Completamos duas semanas de real. Como cidadão, posso dizer sem nenhum exagero que estou orgulhoso de saber que o Brasil é capaz de dar um passo como esse –trocar todo o dinheiro do país sem qualquer incidente, com uma intensa mobilização popular e uma enorme confiança no novo dinheiro. Também como cidadão, senti algo especial ao trocar meus cruzeiros reais, desgastados pela inflação, pelas novas cédulas e moedas do real. Tive, como qualquer brasileiro, uma sensação diferente, a de ter na mão um dinheiro forte, uma imagem da nossa própria soberania como a bandeira –um dinheiro que nós criamos não por força de um decreto, simplesmente, mas preparando cuidadosamente o caminho, as condições para que esse dinheiro valesse o que vale.
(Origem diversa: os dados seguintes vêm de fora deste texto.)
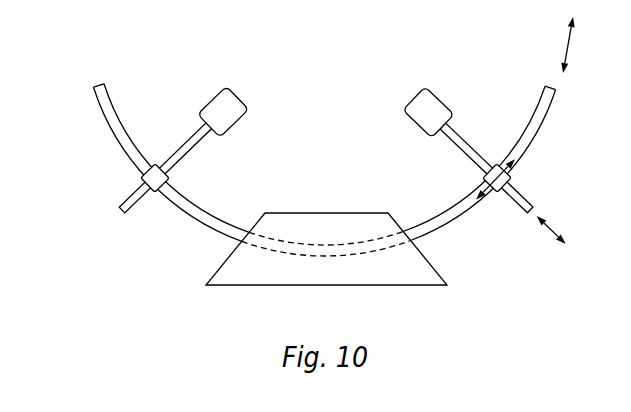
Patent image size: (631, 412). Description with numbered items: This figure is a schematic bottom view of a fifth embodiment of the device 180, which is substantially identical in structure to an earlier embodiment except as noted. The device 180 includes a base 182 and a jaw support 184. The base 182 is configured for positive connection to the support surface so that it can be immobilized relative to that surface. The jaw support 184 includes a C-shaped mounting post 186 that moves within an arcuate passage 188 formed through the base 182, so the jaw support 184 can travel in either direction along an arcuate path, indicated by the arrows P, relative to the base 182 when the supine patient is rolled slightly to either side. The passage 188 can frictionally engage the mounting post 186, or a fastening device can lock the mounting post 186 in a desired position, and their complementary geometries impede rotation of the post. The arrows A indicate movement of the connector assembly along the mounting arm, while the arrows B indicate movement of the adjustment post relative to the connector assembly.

The device 180 is at (132, 242).
The base 182 is at (328, 213).
The jaw support 184 is at (112, 163).
The C-shaped mounting post 186 is at (94, 86).
The arcuate passage 188 is at (278, 240).
The arrows A is at (510, 153).
The arrows B is at (542, 229).
The arrows P is at (567, 45).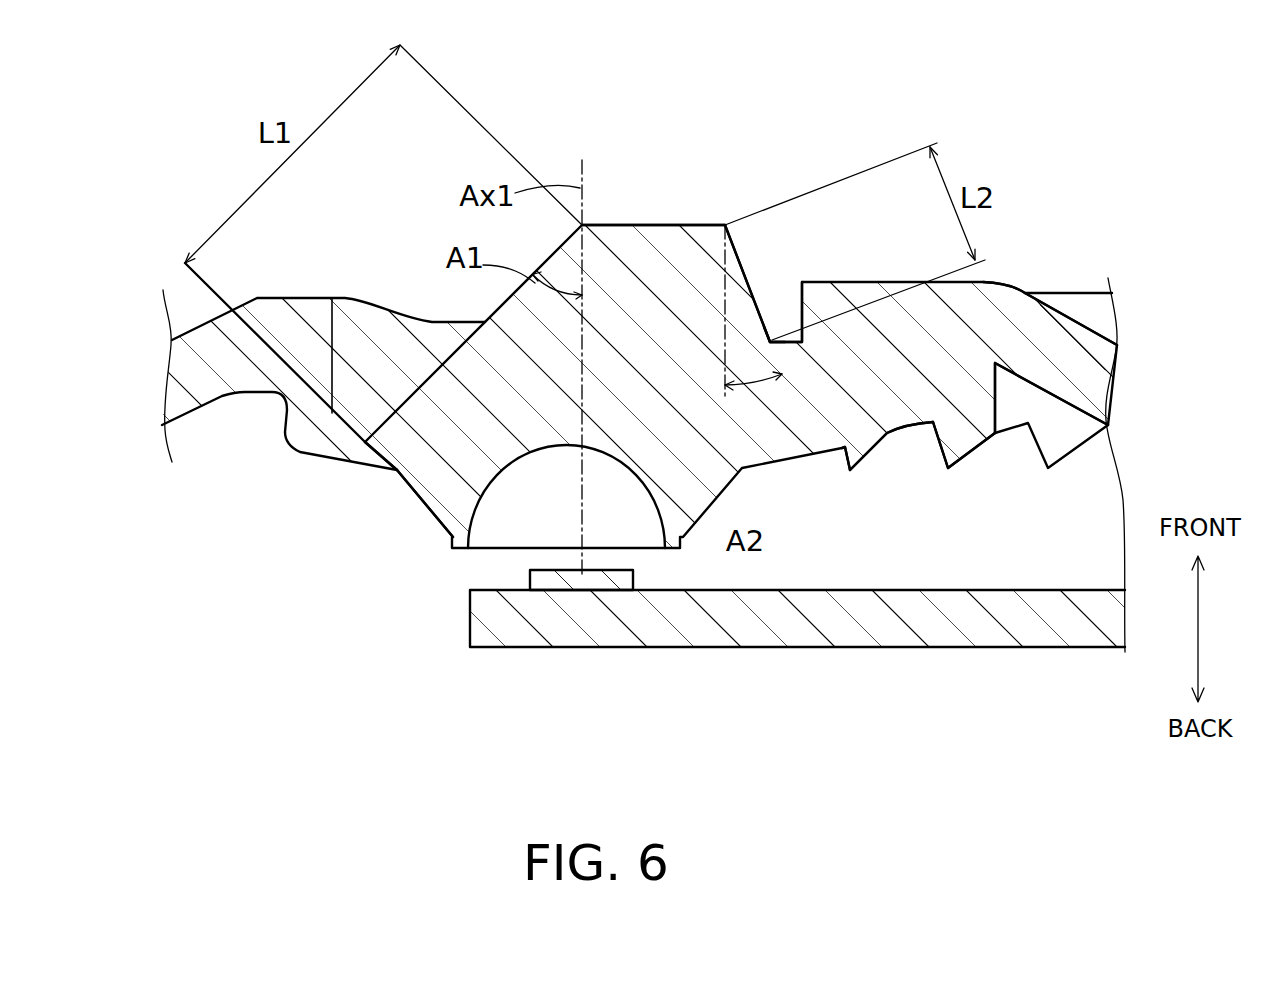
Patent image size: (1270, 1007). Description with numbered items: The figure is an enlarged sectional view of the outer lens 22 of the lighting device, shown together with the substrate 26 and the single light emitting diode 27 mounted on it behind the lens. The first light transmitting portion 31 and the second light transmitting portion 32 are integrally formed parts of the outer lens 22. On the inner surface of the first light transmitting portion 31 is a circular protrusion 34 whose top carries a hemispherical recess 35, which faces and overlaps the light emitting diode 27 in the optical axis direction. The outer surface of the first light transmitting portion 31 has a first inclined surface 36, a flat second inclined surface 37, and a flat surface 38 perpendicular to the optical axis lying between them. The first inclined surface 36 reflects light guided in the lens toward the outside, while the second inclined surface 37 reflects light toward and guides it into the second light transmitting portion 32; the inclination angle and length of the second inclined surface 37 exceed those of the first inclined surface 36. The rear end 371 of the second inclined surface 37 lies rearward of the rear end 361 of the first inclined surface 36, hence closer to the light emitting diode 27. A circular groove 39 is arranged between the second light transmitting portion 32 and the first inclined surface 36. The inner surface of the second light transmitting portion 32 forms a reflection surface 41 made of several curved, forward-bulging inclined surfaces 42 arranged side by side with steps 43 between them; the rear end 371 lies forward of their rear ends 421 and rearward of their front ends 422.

The outer lens 22 is at (795, 130).
The substrate 26 is at (688, 630).
The light emitting diode 27 is at (585, 578).
The first light transmitting portion 31 is at (625, 200).
The second light transmitting portion 32 is at (1057, 273).
The protrusion 34 is at (423, 507).
The recess 35 is at (482, 497).
The first inclined surface 36 is at (738, 256).
The second inclined surface 37 is at (432, 322).
The flat surface 38 is at (660, 225).
The groove 39 is at (788, 333).
The reflection surface 41 is at (1010, 405).
The inclined surfaces 42 is at (887, 433).
The steps 43 is at (933, 425).
The rear end of the first inclined surface 361 is at (775, 343).
The rear end of the second inclined surface 371 is at (365, 443).
The rear ends of the inclined surfaces 421 is at (850, 470).
The front ends of the inclined surfaces 422 is at (972, 447).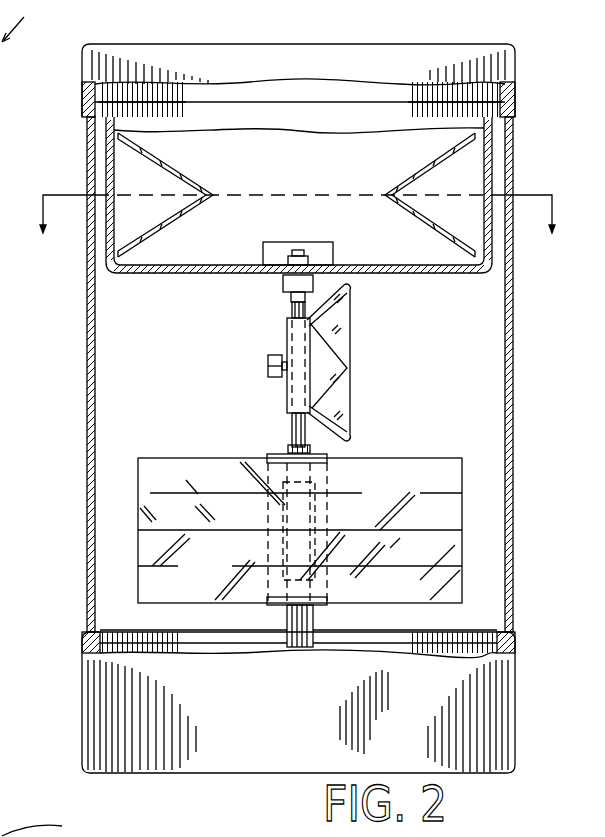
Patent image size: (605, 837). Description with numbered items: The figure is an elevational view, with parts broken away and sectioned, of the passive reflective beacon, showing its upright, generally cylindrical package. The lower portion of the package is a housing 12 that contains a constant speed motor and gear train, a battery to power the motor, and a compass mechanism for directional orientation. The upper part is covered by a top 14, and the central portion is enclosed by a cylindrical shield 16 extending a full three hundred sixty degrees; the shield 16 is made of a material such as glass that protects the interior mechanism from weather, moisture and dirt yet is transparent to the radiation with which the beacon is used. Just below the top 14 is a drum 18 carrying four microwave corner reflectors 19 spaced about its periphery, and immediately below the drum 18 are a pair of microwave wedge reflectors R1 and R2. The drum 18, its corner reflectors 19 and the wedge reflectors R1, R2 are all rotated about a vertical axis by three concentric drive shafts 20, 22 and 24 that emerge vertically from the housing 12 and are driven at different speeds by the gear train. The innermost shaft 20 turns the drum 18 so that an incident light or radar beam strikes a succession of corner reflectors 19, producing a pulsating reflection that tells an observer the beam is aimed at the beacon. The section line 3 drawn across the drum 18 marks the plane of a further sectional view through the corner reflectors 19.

Essa confiança do cidadão no novo dinheiro é o fato mais importante que o Plano Real gerou. Ela mostra que o real nasceu não apenas com as condições econômicas, monetária e cambiais indispensáveis para garantir a sua força, mas sobretudo com credibilidade junto ao agente por excelência da economia, o povo, os consumidores. Essa credibilidade e essa confiança traduziram-se no aumento da poupança logo no começo de julho, contrariando as expectativas negativas que falavam de uma corrida ao consumo. Elas estão também na base da reação popular contra os aumentos abusivos de preços com quem alguns tentaram levar vantagem na passagem para a nova moeda. São elas também que estão ajudando a neutralizar a tendência a passar para o real, como resíduo, a inflação do final de junho, que vai aparecer nos índices que começam a ser divulgados a partir de agora por um efeito estatístico.
Como presidente, eu só posso registrar o meu agradecimento à forma pela qual o povo brasileiro fez a troca da moeda, à confiança com que recebeu o novo dinheiro. Foi a melhor resposta possível a um plano que, desde o início, determinei que fosse transparente, aberto, democrático, sem supresas, sem choques e principalmente sem qualquer tipo de confisco ou quebra da confiança. Apesar de todo o ceticismo que poderia ter, em razão das experiências anteriores que fracassaram, o brasileiro teve fé, acreditou, usou a razão e apostou firme no seu desejo de pôr um fim à inflação e à carestia que ela acarreta.
Mas estamos apenas no começo. Um bom começo, que vai firmar-se quando conseguirmos reverter os aumentos de preços injustificados que ocorreram na passagem para o real; quando conseguirmos ir baixando as taxas de juros; quando verificarmos que todos os agentes econômicos, do comércio, da indústria, do sistema financeiro, da agricultura, abandonaram a mentalidade inflacionária que fazia exagerar na margem de lucro, para adotarem de uma vez por todas a boa lei da concorrência livre e leal, a noção de que o lucro mais seguro e duradouro vem das quantidades vendidas, dos estoques que se renovam rapidamente, da clientela firme que reconhece o preço justo.
Quando completarmos essa grande virada que começou com a chegada do real, o Brasil terá dado o grande salto qualitativo no seu desenvolvimento econômico e social. Com a estabilidade que está começando, vamos poder fazer as reformas indispensáveis para corrigir as outras distorções estruturais que concentraram a renda social e regionalmente no Brasil, que depauperaram o Estado, diminuindo-lhe a eficiência como agente promotor da justiça social e da segurança do cidadão, e que nos tiraram grande parte da nossa competitividade internacional justamente quando a história enterrou as disputas ideológicas para centrar a competição na áurea econômica, comercial e tecnológica.
Será o trabalho para mais de um governo, para mais de uma geração, talvez, mas o importante é que começamos, com fé, com confiança, com firmeza, todos unidos, com a garantia de uma moeda que finalmente representa, junto com a bandeira, a soberania que só assim vamos fortalecendo.